Chapter 7 - Quantum error correction fundamentals

Abstract

The concept of this chapter is to gradually introduce the reader to quantum error correction coding principles, starting from intuitive descriptions and advancing to rigorous mathematical discussions. The chapter starts with Pauli operators, basic definitions, and the representation of quantum errors. Although Pauli operators were introduced in Chapter 3, they are discussed here in the context of quantum errors and quantum error correction. Next, basic quantum codes, such as three-qubit flip, three-qubit phase flip, and Shor's nine-qubit codes are presented. Projection measurements are used to determine error syndrome and perform corresponding error correction action.
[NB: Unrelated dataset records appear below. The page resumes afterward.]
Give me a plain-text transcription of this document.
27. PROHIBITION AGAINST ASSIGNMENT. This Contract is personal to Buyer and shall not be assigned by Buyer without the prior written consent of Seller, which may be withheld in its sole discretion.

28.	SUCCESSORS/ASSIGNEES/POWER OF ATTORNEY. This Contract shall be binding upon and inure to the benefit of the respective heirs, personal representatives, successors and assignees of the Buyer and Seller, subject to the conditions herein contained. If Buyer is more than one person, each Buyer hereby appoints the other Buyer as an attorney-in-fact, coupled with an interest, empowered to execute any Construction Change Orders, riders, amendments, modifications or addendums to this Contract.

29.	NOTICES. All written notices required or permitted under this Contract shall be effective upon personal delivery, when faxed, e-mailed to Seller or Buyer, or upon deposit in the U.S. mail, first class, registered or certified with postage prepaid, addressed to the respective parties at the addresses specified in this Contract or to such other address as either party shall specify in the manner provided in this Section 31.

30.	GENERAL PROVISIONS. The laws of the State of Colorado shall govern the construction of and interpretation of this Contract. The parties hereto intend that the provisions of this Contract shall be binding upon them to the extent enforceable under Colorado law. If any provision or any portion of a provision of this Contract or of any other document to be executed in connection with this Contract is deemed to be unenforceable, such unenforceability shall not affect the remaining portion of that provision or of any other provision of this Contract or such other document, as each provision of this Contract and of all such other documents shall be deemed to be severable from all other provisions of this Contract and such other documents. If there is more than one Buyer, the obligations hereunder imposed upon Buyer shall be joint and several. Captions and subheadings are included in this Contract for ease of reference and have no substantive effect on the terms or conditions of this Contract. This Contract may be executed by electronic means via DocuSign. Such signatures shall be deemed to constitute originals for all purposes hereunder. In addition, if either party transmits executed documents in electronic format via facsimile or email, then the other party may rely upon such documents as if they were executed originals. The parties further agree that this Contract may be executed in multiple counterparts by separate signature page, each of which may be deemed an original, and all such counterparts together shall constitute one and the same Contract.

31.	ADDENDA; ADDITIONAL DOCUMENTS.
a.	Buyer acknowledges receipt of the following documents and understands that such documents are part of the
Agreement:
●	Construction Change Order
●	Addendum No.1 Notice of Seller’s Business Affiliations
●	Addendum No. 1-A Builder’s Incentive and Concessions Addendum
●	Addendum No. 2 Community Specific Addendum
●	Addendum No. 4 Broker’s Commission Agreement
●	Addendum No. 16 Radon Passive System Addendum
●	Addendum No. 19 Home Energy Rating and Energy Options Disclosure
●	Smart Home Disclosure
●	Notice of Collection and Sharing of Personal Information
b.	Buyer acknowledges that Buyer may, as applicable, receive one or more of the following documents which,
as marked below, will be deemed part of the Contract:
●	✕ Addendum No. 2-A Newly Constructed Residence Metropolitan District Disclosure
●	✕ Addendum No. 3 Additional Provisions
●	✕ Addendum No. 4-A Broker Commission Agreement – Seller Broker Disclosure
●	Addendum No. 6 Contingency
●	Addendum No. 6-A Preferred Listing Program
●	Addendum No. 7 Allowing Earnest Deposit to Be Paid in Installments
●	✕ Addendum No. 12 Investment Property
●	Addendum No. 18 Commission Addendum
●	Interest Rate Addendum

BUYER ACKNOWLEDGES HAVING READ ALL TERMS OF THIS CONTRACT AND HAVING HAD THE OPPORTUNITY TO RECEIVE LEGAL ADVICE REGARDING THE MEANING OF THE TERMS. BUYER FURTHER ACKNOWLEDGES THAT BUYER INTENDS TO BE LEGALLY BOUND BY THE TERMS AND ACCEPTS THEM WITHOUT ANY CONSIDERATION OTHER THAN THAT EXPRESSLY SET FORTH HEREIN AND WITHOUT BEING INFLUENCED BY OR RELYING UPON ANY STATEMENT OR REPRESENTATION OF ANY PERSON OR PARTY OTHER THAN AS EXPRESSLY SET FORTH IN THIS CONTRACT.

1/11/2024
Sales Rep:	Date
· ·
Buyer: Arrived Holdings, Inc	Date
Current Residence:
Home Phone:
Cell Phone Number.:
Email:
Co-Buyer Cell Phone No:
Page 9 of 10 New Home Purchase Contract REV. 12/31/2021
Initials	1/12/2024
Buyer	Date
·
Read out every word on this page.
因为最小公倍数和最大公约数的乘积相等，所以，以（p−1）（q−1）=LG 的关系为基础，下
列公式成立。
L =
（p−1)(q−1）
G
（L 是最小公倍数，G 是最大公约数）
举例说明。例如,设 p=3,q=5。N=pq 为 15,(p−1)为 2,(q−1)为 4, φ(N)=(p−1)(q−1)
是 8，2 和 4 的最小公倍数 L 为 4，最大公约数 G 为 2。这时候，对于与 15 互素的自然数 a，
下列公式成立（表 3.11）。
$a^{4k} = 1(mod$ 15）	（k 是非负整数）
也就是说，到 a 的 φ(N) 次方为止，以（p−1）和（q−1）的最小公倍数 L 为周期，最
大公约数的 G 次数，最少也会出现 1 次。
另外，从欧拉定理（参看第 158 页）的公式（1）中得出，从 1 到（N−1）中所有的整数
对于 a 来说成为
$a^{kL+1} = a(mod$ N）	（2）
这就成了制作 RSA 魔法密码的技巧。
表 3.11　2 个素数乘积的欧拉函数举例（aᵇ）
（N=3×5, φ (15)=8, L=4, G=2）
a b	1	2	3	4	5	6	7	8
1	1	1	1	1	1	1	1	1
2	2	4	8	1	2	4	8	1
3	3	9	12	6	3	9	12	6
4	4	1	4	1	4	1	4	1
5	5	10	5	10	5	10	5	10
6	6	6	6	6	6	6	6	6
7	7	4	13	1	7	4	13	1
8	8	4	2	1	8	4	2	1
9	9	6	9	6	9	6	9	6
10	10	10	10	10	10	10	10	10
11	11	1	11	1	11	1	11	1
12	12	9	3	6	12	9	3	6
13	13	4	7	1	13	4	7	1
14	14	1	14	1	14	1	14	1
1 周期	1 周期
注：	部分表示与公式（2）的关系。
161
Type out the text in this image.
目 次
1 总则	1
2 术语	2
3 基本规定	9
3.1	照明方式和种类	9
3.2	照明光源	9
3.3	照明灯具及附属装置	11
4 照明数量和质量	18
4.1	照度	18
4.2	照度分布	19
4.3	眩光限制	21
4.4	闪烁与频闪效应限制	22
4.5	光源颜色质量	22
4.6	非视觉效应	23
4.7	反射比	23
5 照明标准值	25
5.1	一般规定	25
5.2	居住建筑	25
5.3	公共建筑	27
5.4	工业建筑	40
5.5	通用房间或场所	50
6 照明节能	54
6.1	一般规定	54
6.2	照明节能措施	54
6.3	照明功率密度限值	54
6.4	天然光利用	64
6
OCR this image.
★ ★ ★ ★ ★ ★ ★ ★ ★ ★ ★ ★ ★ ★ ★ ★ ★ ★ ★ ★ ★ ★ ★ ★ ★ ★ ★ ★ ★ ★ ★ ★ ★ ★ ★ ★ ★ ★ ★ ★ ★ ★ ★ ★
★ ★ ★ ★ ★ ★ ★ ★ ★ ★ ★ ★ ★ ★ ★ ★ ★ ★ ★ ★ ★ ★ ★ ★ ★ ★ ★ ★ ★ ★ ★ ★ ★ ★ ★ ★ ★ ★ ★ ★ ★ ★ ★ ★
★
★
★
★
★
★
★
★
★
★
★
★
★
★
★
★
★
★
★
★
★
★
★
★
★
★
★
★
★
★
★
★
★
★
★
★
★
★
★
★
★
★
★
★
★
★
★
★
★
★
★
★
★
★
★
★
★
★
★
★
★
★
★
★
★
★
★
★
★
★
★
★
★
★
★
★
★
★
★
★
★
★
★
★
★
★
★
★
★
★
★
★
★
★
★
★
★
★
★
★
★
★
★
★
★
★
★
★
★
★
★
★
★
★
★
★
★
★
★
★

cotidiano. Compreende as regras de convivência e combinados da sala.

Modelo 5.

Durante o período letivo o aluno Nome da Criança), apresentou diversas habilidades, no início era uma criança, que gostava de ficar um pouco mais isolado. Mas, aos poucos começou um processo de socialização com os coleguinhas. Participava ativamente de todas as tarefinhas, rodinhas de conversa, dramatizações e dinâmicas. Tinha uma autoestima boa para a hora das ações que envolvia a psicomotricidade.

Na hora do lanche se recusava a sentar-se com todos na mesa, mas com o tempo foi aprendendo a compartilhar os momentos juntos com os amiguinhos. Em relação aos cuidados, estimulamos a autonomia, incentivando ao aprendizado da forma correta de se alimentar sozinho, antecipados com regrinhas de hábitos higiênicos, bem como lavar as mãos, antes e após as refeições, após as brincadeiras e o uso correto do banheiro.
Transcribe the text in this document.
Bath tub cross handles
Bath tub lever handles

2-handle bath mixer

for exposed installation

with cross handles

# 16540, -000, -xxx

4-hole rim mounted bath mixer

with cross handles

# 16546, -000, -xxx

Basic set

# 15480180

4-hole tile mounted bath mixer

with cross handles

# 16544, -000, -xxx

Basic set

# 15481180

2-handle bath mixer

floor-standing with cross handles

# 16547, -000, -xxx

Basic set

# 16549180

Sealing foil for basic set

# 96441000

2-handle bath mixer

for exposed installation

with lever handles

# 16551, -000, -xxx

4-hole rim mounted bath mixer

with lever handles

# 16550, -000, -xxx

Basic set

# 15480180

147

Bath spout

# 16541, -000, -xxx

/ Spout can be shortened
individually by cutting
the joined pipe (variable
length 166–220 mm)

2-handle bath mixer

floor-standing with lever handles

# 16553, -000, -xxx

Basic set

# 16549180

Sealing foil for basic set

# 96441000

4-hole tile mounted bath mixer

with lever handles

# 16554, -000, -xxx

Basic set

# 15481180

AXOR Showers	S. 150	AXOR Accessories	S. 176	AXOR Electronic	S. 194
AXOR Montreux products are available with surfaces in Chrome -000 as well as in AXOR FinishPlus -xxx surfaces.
Stabilizer formalism and stabilizer groups are also introduced, and basic stabilizer codes are described. The entire next chapter is devoted to stabilizer codes; only the basic concepts are introduced here. An important class of codes, Calderbank–Shor–Steane (CSS) codes, is described next. The connection between classical and quantum codes is established, and two classes of CSS codes are described—dual-containing and quantum codes derived from classical codes over GF(4). The quantum error correction concept is formally introduced, followed by the necessary and sufficient conditions for quantum code to correct a given set of errors. Then, the minimum distance for a quantum code is defined and used to relate it to the error correction capability of a quantum code. CSS codes are then revisited under this mathematical framework. The section after that is devoted to important quantum coding bounds: Hamming quantum, quantum Gilbert–Varshamov, and quantum Singleton (also known as Knill–Laflamme). Next, the concept of operator-sum representation is introduced and used to provide a physical interpretation and describe measurement of the environment. Finally, several important quantum channel models are introduced, such as depolarizing, amplitude damping, and generalized amplitude damping.